Rwanda: l’accord de la discorde

Les juges du Tribunal pénal international pour le Rwanda à Arusha. Le TPIR fait face à une nouvelle crise. 

		(Photo: AFP)
Les juges du Tribunal pénal international pour le Rwanda à Arusha. Le TPIR fait face à une nouvelle crise.
(Photo: AFP)
Une délégation d’officiels rwandais est à Arusha pour signer un accord devant permettre le transfert de certains détenus du Tribunal pénal international pour le Rwanda (TPIR) vers Kigali. Un projet contre lequel ces détenus protestent. Ils menacent d’entamer un mouvement de grève de la faim ce jeudi.

De notre correspondant à Arusha

Dix ans après le génocide des Tutsis, entre le pouvoir rwandais et le TPIR, le temps des crises a répétition semble révolu. Mais va-t-il laisser place à l’affrontement entre le tribunal et ses détenus ? À la faveur de la signature annoncée d’un accord relatif au transfert de certains détenus de l’institution internationale vers le Rwanda –afin qu’ils y soient jugés et/ou incarcérés pour purger leurs peine – c’est une page de l’histoire des rapports entre Kigali et Arusha qui va être tournée. La normalisation de ses rapports avec Kigali place pourtant le TPIR face à une autre crise.

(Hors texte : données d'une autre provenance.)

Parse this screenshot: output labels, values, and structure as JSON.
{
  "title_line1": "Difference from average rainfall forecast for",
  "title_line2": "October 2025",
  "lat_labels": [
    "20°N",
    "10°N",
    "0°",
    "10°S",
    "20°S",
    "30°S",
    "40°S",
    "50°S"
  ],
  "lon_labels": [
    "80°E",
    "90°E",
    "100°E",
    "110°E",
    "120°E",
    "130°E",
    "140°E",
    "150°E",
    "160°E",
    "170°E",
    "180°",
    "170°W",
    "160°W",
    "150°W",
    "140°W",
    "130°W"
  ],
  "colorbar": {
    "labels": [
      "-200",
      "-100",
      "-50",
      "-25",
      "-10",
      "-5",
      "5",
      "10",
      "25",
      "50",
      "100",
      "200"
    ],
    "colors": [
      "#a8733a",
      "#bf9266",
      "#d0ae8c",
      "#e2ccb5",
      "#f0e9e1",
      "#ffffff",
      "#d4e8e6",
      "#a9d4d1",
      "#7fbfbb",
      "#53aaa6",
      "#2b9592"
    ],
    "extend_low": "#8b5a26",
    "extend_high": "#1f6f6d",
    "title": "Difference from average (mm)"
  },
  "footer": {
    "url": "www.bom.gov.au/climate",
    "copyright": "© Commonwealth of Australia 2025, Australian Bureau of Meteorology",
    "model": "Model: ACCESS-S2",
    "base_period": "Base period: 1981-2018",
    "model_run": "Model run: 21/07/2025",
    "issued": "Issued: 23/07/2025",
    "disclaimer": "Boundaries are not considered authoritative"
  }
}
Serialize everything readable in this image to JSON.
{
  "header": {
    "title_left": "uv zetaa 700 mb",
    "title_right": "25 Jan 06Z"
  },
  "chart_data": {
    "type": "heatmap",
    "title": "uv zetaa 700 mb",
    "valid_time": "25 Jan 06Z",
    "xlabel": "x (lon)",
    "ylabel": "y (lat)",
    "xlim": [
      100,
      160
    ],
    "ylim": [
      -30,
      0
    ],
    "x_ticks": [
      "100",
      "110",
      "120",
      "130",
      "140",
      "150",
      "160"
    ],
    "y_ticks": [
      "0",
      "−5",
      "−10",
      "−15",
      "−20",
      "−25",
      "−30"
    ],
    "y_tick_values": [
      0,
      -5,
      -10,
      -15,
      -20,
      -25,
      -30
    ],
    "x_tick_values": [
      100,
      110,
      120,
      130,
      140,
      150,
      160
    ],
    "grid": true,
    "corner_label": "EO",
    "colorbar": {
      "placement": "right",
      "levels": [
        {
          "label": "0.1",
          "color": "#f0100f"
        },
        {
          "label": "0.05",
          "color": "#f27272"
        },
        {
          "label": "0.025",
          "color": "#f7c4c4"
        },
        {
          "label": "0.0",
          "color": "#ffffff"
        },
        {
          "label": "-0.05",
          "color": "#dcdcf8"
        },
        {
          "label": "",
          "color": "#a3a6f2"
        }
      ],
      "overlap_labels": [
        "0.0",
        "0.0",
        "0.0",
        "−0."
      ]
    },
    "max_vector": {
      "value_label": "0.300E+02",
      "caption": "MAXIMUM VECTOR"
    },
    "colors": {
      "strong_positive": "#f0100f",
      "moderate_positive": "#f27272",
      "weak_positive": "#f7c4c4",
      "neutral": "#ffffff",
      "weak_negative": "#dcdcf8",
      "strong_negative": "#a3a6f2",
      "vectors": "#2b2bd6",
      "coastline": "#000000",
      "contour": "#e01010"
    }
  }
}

Certes, pour la juridiction internationale et le pouvoir rwandais, l’accord de transfert ne présente que des avantages. En plus de contribuer à de meilleurs rapports entre Arusha et Kigali, il permet au TPIR de désengorger sa prison et donc de terminer ses travaux en 2010 comme exigé par le Conseil de sécurité de l’ONU. Au rythme des procès, difficile en effet d’envisager qu’on aura jugé la cinquantaine de prévenus restant au TPIR en moins de six ans alors qu’on en a jugé laborieusement une vingtaine en dix ans. Quant au pouvoir rwandais, détenir et juger quelques uns des hauts responsables présumés du génocide comporte des avantages politiques évidents, et l’on songe forcément aux répercussions en Israël du procès du criminel nazi Eichmann jugé en 1962 à Jérusalem.

Grève de la faim dans 72 heures

Or il y a quelques semaines déjà les détenus du TPIR estimaient dans un communiqué qu’un transfert au Rwanda «équivaut à un arrêt de mort». Le pouvoir actuel de Kigali étant à leurs yeux «responsable de l’hécatombe qu’a vécu le Rwanda en 1994», ce serait, écrivaient-ils, les livrer à leur «bourreau» que de permettre leur transfert au Rwanda. Dans un autre communiqué publié ce lundi a Arusha, suite à l’annonce de la présence dans la ville tanzanienne de la délégation rwandaise venue parapher l’accord de transfert, les détenus ont franchi un cap. Ils promettent désormais de lancer un mouvement de grève de la faim dans 72 heures. D’ici la, ils ont boycotté les audiences de lundi et devraient être absents lors de celles de mardi et mercredi. Les pressions ainsi exercées visent manifestement à paralyser le déroulement des procès si l’accord devait être signé. Deux procès (dont celui du père Athanase Seromba, premier prêtre catholique jugé devant le TPIR pour génocide) se sont ouverts ce lundi en l’absence des accusés et rien n’indique qu’ils se poursuivront. La règle étant de ne pas juger les prévenus en leur absence devant ce tribunal.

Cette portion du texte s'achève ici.